# His X800XL probs



## IntoXicateD (Jun 11, 2005)

hi there iam trying to overclock my video card a bit. i have Hightech excalibur X800XL with the core speeds 400/490 default.

iam trying to find the max core/mem but around 5 minutes after it starts when the speeds are around 440 or 530 the computer freezes or the monitor shuts of so i have to reboot. i just wonder why it do so?. I read the guide and it said that i should run both about an hour but mine only handles 5 min so i cant get the highest stable mem/core, hard to guess the highest .
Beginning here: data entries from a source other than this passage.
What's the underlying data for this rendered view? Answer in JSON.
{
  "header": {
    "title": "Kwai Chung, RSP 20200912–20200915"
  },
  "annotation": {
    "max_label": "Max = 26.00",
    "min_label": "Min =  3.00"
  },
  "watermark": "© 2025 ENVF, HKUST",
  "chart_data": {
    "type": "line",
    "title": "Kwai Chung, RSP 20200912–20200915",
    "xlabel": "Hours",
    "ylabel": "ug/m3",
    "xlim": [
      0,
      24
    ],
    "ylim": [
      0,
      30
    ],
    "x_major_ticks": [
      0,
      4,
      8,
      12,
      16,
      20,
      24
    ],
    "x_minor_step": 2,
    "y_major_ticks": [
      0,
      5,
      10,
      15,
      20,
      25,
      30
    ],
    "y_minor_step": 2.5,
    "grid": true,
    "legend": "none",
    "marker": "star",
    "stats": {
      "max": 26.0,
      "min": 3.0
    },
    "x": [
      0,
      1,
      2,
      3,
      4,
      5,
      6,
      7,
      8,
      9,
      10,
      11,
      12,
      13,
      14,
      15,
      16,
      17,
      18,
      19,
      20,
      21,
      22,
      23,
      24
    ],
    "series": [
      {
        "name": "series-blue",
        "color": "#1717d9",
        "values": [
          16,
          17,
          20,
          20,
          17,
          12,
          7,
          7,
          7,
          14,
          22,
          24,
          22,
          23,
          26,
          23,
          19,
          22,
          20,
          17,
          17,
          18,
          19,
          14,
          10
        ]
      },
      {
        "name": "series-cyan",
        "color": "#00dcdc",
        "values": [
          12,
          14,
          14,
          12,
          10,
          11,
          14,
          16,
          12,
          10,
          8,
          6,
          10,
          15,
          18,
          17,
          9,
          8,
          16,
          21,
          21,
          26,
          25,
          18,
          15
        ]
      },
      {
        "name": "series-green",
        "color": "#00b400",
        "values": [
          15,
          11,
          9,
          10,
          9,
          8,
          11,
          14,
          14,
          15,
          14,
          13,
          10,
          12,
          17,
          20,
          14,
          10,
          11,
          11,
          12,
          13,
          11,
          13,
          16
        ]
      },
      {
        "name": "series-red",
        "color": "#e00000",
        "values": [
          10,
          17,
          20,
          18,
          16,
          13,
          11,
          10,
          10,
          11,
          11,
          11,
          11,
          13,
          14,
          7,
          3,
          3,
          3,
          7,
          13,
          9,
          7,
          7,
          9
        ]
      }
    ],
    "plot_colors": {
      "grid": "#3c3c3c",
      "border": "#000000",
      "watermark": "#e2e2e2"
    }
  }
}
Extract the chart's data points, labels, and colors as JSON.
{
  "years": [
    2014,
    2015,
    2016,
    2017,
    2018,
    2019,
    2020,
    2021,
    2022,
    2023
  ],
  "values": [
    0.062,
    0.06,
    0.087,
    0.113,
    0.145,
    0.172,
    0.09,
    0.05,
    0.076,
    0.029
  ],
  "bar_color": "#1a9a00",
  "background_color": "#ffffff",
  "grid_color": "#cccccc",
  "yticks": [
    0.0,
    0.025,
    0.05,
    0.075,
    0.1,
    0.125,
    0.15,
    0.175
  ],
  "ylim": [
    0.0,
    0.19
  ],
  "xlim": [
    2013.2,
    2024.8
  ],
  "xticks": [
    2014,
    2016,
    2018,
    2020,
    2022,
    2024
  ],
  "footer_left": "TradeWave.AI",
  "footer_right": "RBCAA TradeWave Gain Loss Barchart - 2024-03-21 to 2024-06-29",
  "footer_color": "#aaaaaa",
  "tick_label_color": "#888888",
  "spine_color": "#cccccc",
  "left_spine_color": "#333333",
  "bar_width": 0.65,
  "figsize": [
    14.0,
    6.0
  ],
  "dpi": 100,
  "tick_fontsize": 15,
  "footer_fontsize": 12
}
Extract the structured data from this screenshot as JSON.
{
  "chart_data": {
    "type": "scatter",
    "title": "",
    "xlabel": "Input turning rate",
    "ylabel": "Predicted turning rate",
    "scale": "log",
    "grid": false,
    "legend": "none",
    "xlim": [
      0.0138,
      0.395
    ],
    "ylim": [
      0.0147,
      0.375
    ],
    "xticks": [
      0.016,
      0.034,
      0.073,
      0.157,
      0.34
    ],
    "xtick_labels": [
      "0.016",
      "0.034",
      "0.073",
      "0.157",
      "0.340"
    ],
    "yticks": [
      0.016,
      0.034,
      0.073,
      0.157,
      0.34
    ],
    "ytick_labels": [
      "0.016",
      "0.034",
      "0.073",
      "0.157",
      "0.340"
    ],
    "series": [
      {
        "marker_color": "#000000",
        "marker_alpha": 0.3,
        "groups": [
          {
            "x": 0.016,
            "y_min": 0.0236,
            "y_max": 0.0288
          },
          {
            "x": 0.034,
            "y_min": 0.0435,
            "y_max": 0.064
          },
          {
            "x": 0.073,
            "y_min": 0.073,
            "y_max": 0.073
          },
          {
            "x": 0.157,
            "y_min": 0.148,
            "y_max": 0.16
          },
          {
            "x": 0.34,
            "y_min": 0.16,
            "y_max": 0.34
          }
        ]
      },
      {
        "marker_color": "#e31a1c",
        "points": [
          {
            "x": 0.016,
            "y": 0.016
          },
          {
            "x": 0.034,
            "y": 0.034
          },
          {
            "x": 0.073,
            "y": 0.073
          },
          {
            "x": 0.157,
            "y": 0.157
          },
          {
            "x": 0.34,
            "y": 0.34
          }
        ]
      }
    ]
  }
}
so i wonder why it do so and maybe i can change somthing so it wont, and let me overclock 

thx in advance Jonathan


----------



## gR3iF (Jun 11, 2005)

hm check if it will run@ stock speeds with scan for artifacts


----------



## IntoXicateD (Jun 11, 2005)

will do


----------



## IntoXicateD (Jun 12, 2005)

worked fine did it around 2 hours. so u think i cant overclock?


----------



## Clock Master (Jul 4, 2005)

Just a quick check in your bois. Make sure your agp voltage is at 1.5 or stock. This may help.


----------



## INSTG8R (Jul 4, 2005)

it is known that X800XLs dont overclock as well as regular X800s as for your lockup you just pushed it too far use the clock safety range feature and set somwhere below the lock up point of before and retest


----------



## gR3iF (Jul 4, 2005)

try to use the his tool for ocing


----------